Efficient circuit implementation for coined quantum walks on binary trees and application to reinforcement learning

TL;DR

This paper presents an efficient quantum circuit design for implementing quantum walks on binary trees, with a focus on NAND formula evaluation, and demonstrates its application in training quantum reinforcement learning agents.

Contribution

It introduces a universal gate-based quantum circuit for binary tree quantum walks and applies it to reinforcement learning, bridging quantum algorithms with practical AI tasks.

Findings

Quantum walk circuits on binary trees can be efficiently implemented.

The NAND formula evaluation algorithm can be integrated into quantum reinforcement learning.

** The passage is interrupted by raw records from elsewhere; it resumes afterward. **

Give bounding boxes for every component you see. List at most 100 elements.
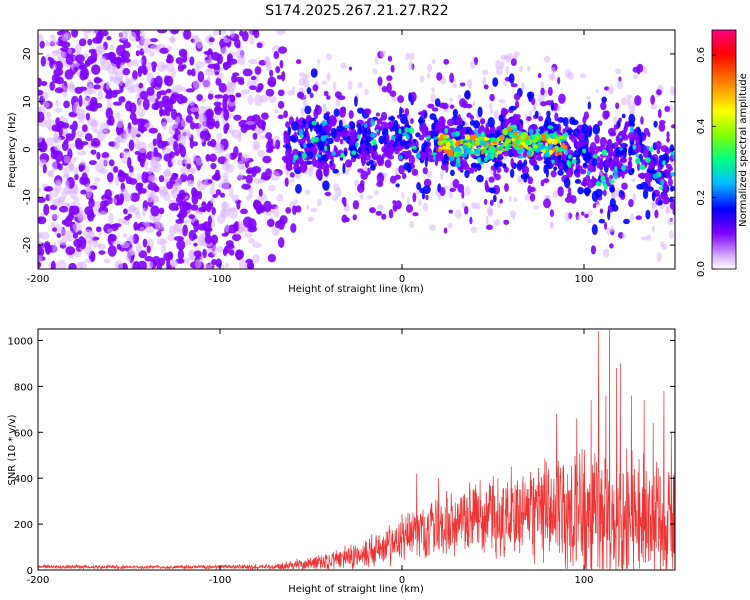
heatmap-cell <box>63 100 70 109</box>
heatmap-cell <box>419 115 424 127</box>
heatmap-cell <box>386 82 392 94</box>
heatmap-cell <box>587 209 593 217</box>
heatmap-cell <box>204 68 215 76</box>
heatmap-cell <box>508 73 515 84</box>
heatmap-cell <box>606 138 613 148</box>
heatmap-cell <box>124 76 130 87</box>
heatmap-cell <box>304 189 311 195</box>
heatmap-cell <box>74 42 82 54</box>
heatmap-cell <box>606 227 611 235</box>
heatmap-cell <box>90 149 97 155</box>
heatmap-cell <box>607 85 614 95</box>
spectrogram-y-ticks: -20 -10 0 10 20 <box>22 48 675 253</box>
heatmap-cell <box>431 122 436 131</box>
heatmap-cell <box>179 87 188 92</box>
heatmap-cell <box>88 160 97 166</box>
heatmap-cell <box>186 163 192 170</box>
heatmap-cell <box>670 151 675 156</box>
heatmap-cell <box>649 161 655 168</box>
heatmap-cell <box>154 75 163 88</box>
heatmap-cell <box>477 106 483 118</box>
heatmap-cell <box>165 109 171 117</box>
heatmap-cell <box>634 142 642 153</box>
heatmap-cell <box>158 185 168 198</box>
heatmap-cell <box>285 170 291 176</box>
heatmap-cell <box>656 89 662 96</box>
heatmap-cell <box>518 178 525 185</box>
heatmap-cell <box>284 177 289 187</box>
heatmap-cell <box>366 161 371 166</box>
heatmap-cell <box>249 35 255 45</box>
heatmap-cell <box>223 109 230 121</box>
spectrogram-y-label: Frequency (Hz) <box>7 112 18 188</box>
heatmap-cell <box>237 220 244 229</box>
heatmap-cell <box>252 242 262 249</box>
heatmap-cell <box>115 174 120 186</box>
heatmap-cell <box>170 108 178 120</box>
heatmap-cell <box>588 126 593 136</box>
heatmap-cell <box>527 66 531 72</box>
heatmap-cell <box>222 178 230 191</box>
heatmap-cell <box>450 144 455 151</box>
heatmap-cell <box>340 152 345 158</box>
heatmap-cell <box>247 94 254 105</box>
heatmap-cell <box>608 179 615 184</box>
heatmap-cell <box>49 39 59 47</box>
heatmap-cell <box>74 184 79 196</box>
heatmap-cell <box>38 111 45 123</box>
heatmap-cell <box>158 175 165 183</box>
heatmap-cell <box>651 191 656 202</box>
heatmap-cell <box>388 209 394 219</box>
heatmap-cell <box>78 166 84 172</box>
heatmap-cell <box>567 71 574 80</box>
heatmap-cell <box>99 158 104 164</box>
heatmap-cell <box>544 194 551 200</box>
heatmap-cell <box>662 160 666 166</box>
heatmap-cell <box>599 136 608 147</box>
heatmap-cell <box>549 134 554 139</box>
heatmap-cell <box>63 32 71 40</box>
heatmap-cell <box>646 145 651 150</box>
heatmap-cell <box>45 137 55 147</box>
heatmap-cell <box>77 150 87 156</box>
heatmap-cell <box>219 192 226 198</box>
heatmap-cell <box>225 240 234 247</box>
heatmap-cell <box>281 155 290 162</box>
heatmap-cell <box>132 261 141 269</box>
heatmap-cell <box>537 126 545 136</box>
heatmap-cell <box>416 182 422 191</box>
heatmap-cell <box>417 111 426 116</box>
heatmap-cell <box>632 192 637 203</box>
heatmap-cell <box>302 99 308 108</box>
heatmap-cell <box>231 129 242 139</box>
heatmap-cell <box>42 164 47 174</box>
heatmap-cell <box>556 104 561 112</box>
heatmap-cell <box>166 45 172 52</box>
heatmap-cell <box>118 96 126 103</box>
heatmap-cell <box>187 179 192 187</box>
colorbar: 0.0 0.2 0.4 0.6 Normalized spectral amplitu… <box>696 29 749 277</box>
heatmap-cell <box>139 158 145 168</box>
heatmap-cell <box>449 155 455 161</box>
heatmap-cell <box>136 44 143 49</box>
x-tick-label: -200 <box>27 575 50 586</box>
heatmap-cell <box>71 30 79 38</box>
heatmap-cell <box>174 150 180 156</box>
heatmap-cell <box>277 237 285 248</box>
heatmap-cell <box>410 118 414 124</box>
heatmap-cell <box>40 80 48 86</box>
y-tick-label: -10 <box>22 189 33 205</box>
heatmap-cell <box>576 133 585 140</box>
heatmap-cell <box>480 141 487 146</box>
heatmap-cell <box>517 149 523 155</box>
heatmap-cell <box>618 135 622 139</box>
heatmap-cell <box>106 118 113 126</box>
heatmap-cell <box>605 110 610 118</box>
heatmap-cell <box>205 154 211 162</box>
x-tick-label: 0 <box>399 274 405 285</box>
heatmap-cell <box>582 148 587 154</box>
heatmap-cell <box>240 208 248 215</box>
heatmap-cell <box>320 130 327 137</box>
heatmap-cell <box>253 178 261 185</box>
heatmap-cell <box>170 190 176 195</box>
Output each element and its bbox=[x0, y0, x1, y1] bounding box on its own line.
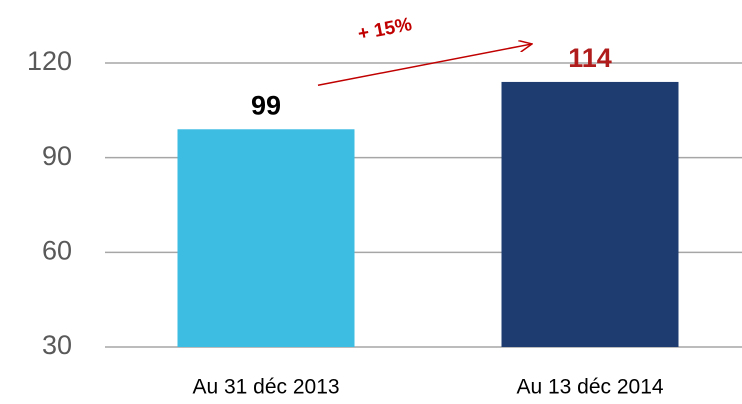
bar bbox=[501, 81, 679, 347]
bar bbox=[177, 129, 355, 347]
y-tick-label: 30 bbox=[42, 330, 72, 360]
x-tick-label: Au 13 déc 2014 bbox=[516, 376, 663, 399]
y-tick-label: 60 bbox=[42, 235, 72, 265]
y-tick-label: 120 bbox=[27, 46, 72, 76]
annotation-arrow bbox=[317, 44, 532, 87]
y-tick-label: 90 bbox=[42, 141, 72, 171]
annotation: + 15% bbox=[356, 14, 414, 45]
x-tick-label: Au 31 déc 2013 bbox=[192, 376, 339, 399]
data-label: 99 bbox=[251, 90, 281, 120]
data-label: 114 bbox=[568, 43, 612, 73]
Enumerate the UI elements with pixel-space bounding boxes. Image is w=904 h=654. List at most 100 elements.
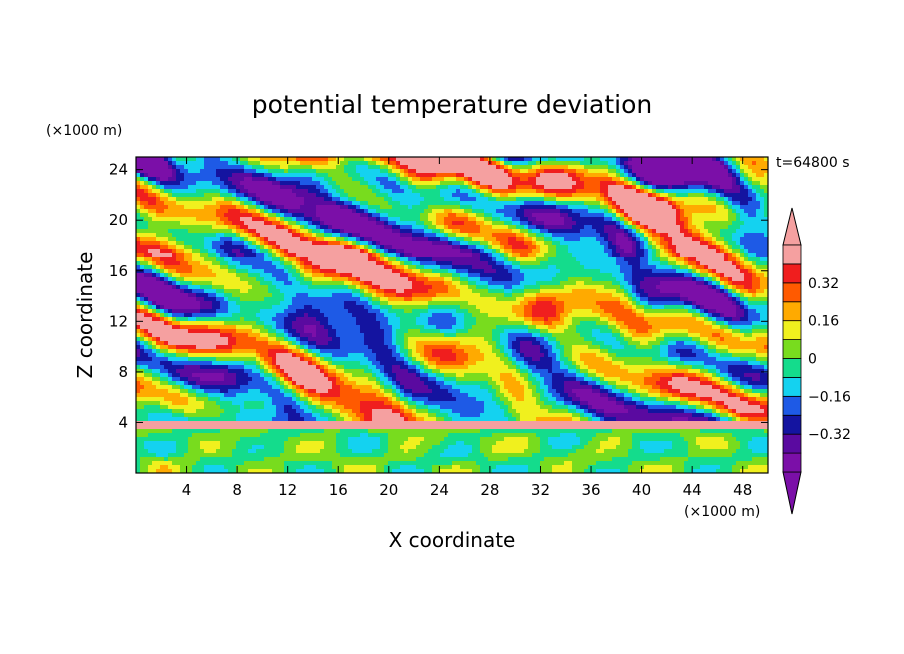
- field-cell: [392, 265, 397, 270]
- field-cell: [492, 261, 497, 266]
- field-cell: [292, 269, 297, 274]
- field-cell: [404, 257, 409, 262]
- field-cell: [616, 217, 621, 222]
- field-cell: [552, 249, 557, 254]
- field-cell: [216, 173, 221, 178]
- field-cell: [420, 261, 425, 266]
- field-cell: [660, 185, 665, 190]
- field-cell: [272, 173, 277, 178]
- field-cell: [668, 233, 673, 238]
- field-cell: [732, 249, 737, 254]
- field-cell: [372, 273, 377, 278]
- field-cell: [472, 169, 477, 174]
- field-cell: [416, 237, 421, 242]
- field-cell: [684, 193, 689, 198]
- field-cell: [532, 201, 537, 206]
- field-cell: [568, 197, 573, 202]
- field-cell: [688, 269, 693, 274]
- field-cell: [624, 237, 629, 242]
- field-cell: [292, 205, 297, 210]
- field-cell: [712, 209, 717, 214]
- field-cell: [456, 181, 461, 186]
- field-cell: [476, 189, 481, 194]
- field-cell: [504, 281, 509, 286]
- field-cell: [192, 277, 197, 282]
- field-cell: [564, 165, 569, 170]
- field-cell: [548, 261, 553, 266]
- field-cell: [728, 265, 733, 270]
- field-cell: [448, 229, 453, 234]
- field-cell: [480, 273, 485, 278]
- field-cell: [248, 281, 253, 286]
- field-cell: [424, 269, 429, 274]
- field-cell: [148, 177, 153, 182]
- field-cell: [688, 245, 693, 250]
- field-cell: [488, 245, 493, 250]
- field-cell: [712, 269, 717, 274]
- field-cell: [744, 233, 749, 238]
- field-cell: [608, 261, 613, 266]
- field-cell: [588, 213, 593, 218]
- field-cell: [460, 241, 465, 246]
- field-cell: [256, 225, 261, 230]
- field-cell: [276, 197, 281, 202]
- field-cell: [688, 157, 693, 162]
- field-cell: [384, 225, 389, 230]
- field-cell: [496, 261, 501, 266]
- field-cell: [672, 193, 677, 198]
- field-cell: [568, 193, 573, 198]
- field-cell: [400, 209, 405, 214]
- field-cell: [284, 249, 289, 254]
- field-cell: [736, 277, 741, 282]
- field-cell: [644, 217, 649, 222]
- field-cell: [252, 193, 257, 198]
- field-cell: [532, 165, 537, 170]
- field-cell: [696, 269, 701, 274]
- field-cell: [420, 233, 425, 238]
- field-cell: [524, 237, 529, 242]
- field-cell: [464, 225, 469, 230]
- field-cell: [560, 205, 565, 210]
- field-cell: [684, 165, 689, 170]
- field-cell: [544, 261, 549, 266]
- field-cell: [684, 157, 689, 162]
- field-cell: [160, 157, 165, 162]
- field-cell: [308, 277, 313, 282]
- field-cell: [312, 221, 317, 226]
- field-cell: [364, 173, 369, 178]
- field-cell: [608, 225, 613, 230]
- field-cell: [520, 205, 525, 210]
- field-cell: [156, 201, 161, 206]
- field-cell: [656, 205, 661, 210]
- field-cell: [172, 273, 177, 278]
- field-cell: [660, 181, 665, 186]
- field-cell: [548, 233, 553, 238]
- field-cell: [428, 193, 433, 198]
- field-cell: [708, 161, 713, 166]
- field-cell: [672, 225, 677, 230]
- field-cell: [208, 185, 213, 190]
- field-cell: [404, 157, 409, 162]
- field-cell: [520, 261, 525, 266]
- field-cell: [364, 177, 369, 182]
- field-cell: [380, 281, 385, 286]
- field-cell: [584, 165, 589, 170]
- field-cell: [300, 177, 305, 182]
- field-cell: [240, 193, 245, 198]
- field-cell: [204, 181, 209, 186]
- field-cell: [348, 213, 353, 218]
- field-cell: [144, 257, 149, 262]
- field-cell: [628, 189, 633, 194]
- field-cell: [324, 217, 329, 222]
- field-cell: [196, 245, 201, 250]
- field-cell: [652, 165, 657, 170]
- field-cell: [448, 245, 453, 250]
- field-cell: [316, 257, 321, 262]
- field-cell: [384, 253, 389, 258]
- field-cell: [680, 225, 685, 230]
- field-cell: [220, 161, 225, 166]
- field-cell: [496, 169, 501, 174]
- field-cell: [628, 177, 633, 182]
- field-cell: [732, 157, 737, 162]
- field-cell: [596, 257, 601, 262]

Quantum circuits can be used to train agents in game environments.

Abstract

Quantum walks on binary trees are used in many quantum algorithms to achieve important speedup over classical algorithms. The formulation of this kind of algorithms as quantum circuit presents the advantage of being easily readable, executable on circuit based quantum computers and simulators and optimal on the usage of resources. We propose a strategy to compose quantum circuit that performs quantum walk on binary trees following universal gate model quantum computation principles. We give a particular attention to NAND formula evaluation algorithm as it could have many applications in game theory and reinforcement learning. We therefore propose an application of this algorithm and show how it can be used to train a quantum reinforcement learning agent in a two player game environment.